É necessário que surjam outras casas editoras; é necessário que os lucros imensos que a Garnier tem tido provoquem o aparecimento de energias e capitais, que nos libertem de abjeta tutela. Não é possível que um país como o nosso só tenha um editor e esse editor seja estrangeiro, e viva fora do país, nada conheça de nossa atividade literária e mental, se deixe guiar por pistolões e recomendações. (LIMA BARRETO, 2004, v. 1, p. 103).

A consciência da necessidade de um mercado editorial competitivo e de que o livro enquanto mercadoria siga regras do mercado ligam-se à esperança de que o desaparecimento de Hippolyte Garnier traga melhoria para o comércio livreiro: “Essa pressão que a velha casa exercia sobre a nossa atividade literária precisava cessar, em bem nosso e das letras em geral; e amor desse octogenário (sic) rico e egoísta talvez determine isso e eu me alegro com ela” (LIMA BARRETO, 2004, v. 1, p. 104).

O escritor ressentia, logicamente, da situação do comércio livreiro no país na época porque nutria o sonho de viver da glória conquistada pela literatura, conforme afirmou na entrevista que deu à revista Época em 20 de fevereiro de 1916, transcrita parte em nota de rodapé no volume XIV da organização feita por Francisco de Assis Barbosa em 1956:

[...] desde o meu Isaías Caminha, que só trato de obedecer ao meu Taine: a obra de arte tem por fim dizer o que os simples fatos não dizem. É esse o meu escopo. Vim para a literatura com todo o desinteresse e com toda a coragem.

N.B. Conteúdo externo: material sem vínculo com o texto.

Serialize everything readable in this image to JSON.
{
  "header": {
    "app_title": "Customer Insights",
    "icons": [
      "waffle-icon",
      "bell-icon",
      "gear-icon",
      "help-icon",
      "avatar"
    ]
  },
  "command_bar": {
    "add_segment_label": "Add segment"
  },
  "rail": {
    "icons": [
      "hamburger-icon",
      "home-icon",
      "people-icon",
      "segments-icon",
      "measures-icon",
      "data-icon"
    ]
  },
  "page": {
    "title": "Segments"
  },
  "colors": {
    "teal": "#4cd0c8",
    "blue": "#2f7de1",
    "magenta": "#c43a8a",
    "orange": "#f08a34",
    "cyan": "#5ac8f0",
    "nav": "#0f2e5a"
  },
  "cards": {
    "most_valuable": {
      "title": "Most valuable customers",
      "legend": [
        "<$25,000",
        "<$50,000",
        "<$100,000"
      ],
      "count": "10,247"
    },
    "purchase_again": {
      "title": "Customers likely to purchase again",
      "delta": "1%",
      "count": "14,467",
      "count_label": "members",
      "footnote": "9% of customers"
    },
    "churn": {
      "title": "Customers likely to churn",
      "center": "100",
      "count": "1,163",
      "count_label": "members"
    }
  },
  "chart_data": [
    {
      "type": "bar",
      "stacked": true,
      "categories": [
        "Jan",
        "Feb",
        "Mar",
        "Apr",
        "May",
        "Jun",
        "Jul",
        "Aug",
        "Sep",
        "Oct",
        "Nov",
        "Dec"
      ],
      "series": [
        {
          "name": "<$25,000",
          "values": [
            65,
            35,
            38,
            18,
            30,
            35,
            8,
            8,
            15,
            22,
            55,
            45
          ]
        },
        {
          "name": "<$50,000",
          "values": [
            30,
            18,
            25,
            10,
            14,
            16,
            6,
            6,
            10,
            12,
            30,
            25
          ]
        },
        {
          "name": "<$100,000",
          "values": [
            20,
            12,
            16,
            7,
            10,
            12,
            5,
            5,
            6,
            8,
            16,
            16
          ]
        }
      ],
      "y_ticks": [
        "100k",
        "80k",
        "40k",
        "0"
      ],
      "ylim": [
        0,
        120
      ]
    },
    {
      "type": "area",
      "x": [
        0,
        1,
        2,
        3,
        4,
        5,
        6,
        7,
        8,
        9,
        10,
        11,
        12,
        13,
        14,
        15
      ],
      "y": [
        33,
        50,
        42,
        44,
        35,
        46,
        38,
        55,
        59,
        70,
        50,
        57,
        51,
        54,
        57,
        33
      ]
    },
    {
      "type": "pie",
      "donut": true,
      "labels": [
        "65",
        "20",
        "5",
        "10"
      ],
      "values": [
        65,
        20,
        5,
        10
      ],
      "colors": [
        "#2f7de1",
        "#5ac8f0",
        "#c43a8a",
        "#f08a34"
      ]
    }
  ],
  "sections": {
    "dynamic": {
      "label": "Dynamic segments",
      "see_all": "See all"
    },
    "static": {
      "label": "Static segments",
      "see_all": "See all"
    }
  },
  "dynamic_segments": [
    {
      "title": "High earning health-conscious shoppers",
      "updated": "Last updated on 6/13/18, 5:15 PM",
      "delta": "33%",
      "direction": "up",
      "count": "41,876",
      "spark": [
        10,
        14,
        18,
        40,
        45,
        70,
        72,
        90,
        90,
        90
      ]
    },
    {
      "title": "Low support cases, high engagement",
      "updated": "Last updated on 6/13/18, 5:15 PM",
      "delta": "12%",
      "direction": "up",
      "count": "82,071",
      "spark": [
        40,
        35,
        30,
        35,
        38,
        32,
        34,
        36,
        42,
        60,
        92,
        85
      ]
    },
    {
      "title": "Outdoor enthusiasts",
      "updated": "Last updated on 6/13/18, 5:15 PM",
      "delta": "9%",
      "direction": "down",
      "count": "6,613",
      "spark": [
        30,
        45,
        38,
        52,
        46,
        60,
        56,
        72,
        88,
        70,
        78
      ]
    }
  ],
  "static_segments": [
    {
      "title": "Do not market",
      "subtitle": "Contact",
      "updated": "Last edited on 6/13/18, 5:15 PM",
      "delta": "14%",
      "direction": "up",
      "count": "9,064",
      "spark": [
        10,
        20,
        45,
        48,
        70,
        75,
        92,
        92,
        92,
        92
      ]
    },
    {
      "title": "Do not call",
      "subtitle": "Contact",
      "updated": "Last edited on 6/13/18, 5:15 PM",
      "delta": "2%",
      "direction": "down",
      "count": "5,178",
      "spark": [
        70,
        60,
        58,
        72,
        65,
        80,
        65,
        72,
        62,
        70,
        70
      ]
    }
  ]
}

O fim da minha vida é as letras. Eu não peço delas senão aquilo que elas me podem dar: glória. Eu sou afilhado de Nossa Senhora da Glória. Não quero

ser deputado, não quero ser senador, não quero ser mais nada senão literato. Não peço às letras conquistas fáceis, não lhes peço gloríolas, peço-lhes coisa sólida e duradoura. (XIV: DI, p. 183-184. Grifos meus).

Assim, o desejo que o escritor tinha de poder conseguir com sua obra uma autonomia monetária o suficiente para que se mantivesse apenas de seus escritos foi sempre esbarrado pela configuração do mercado editorial na época. Conforme proposta de Robert John Oakley, no seu fundamental Lima Barreto e o destino da literatura, Lima Barreto denunciou a exploração da retórica oficial como imoral e reacionária (OAKLEY, 2011, p. 41). O pesquisador britânico relaciona a forma dos escritos de Lima Barreto com o ideal de comunicar-se satisfatoriamente pela literatura com um leitor virtual e necessidade de se ter

muita inteligência e a meditação sobre a razão fundamental da arte: a penetração e a articulação do significado da existência, com a meta de criar a solidariedade humana38. Lima

Barreto tinha a convicção do seu projeto de literatura e o usou para denunciar e atacar a literatura como “sorriso da sociedade”, dominante das letras no período chamado de Pré- modernismo nacional. Contudo, houve um Lima Barreto que flertou com o oficialismo, usando alguns mecanismos do mercado editorial, procurando colocar seu nome no panteão das letras nacionais.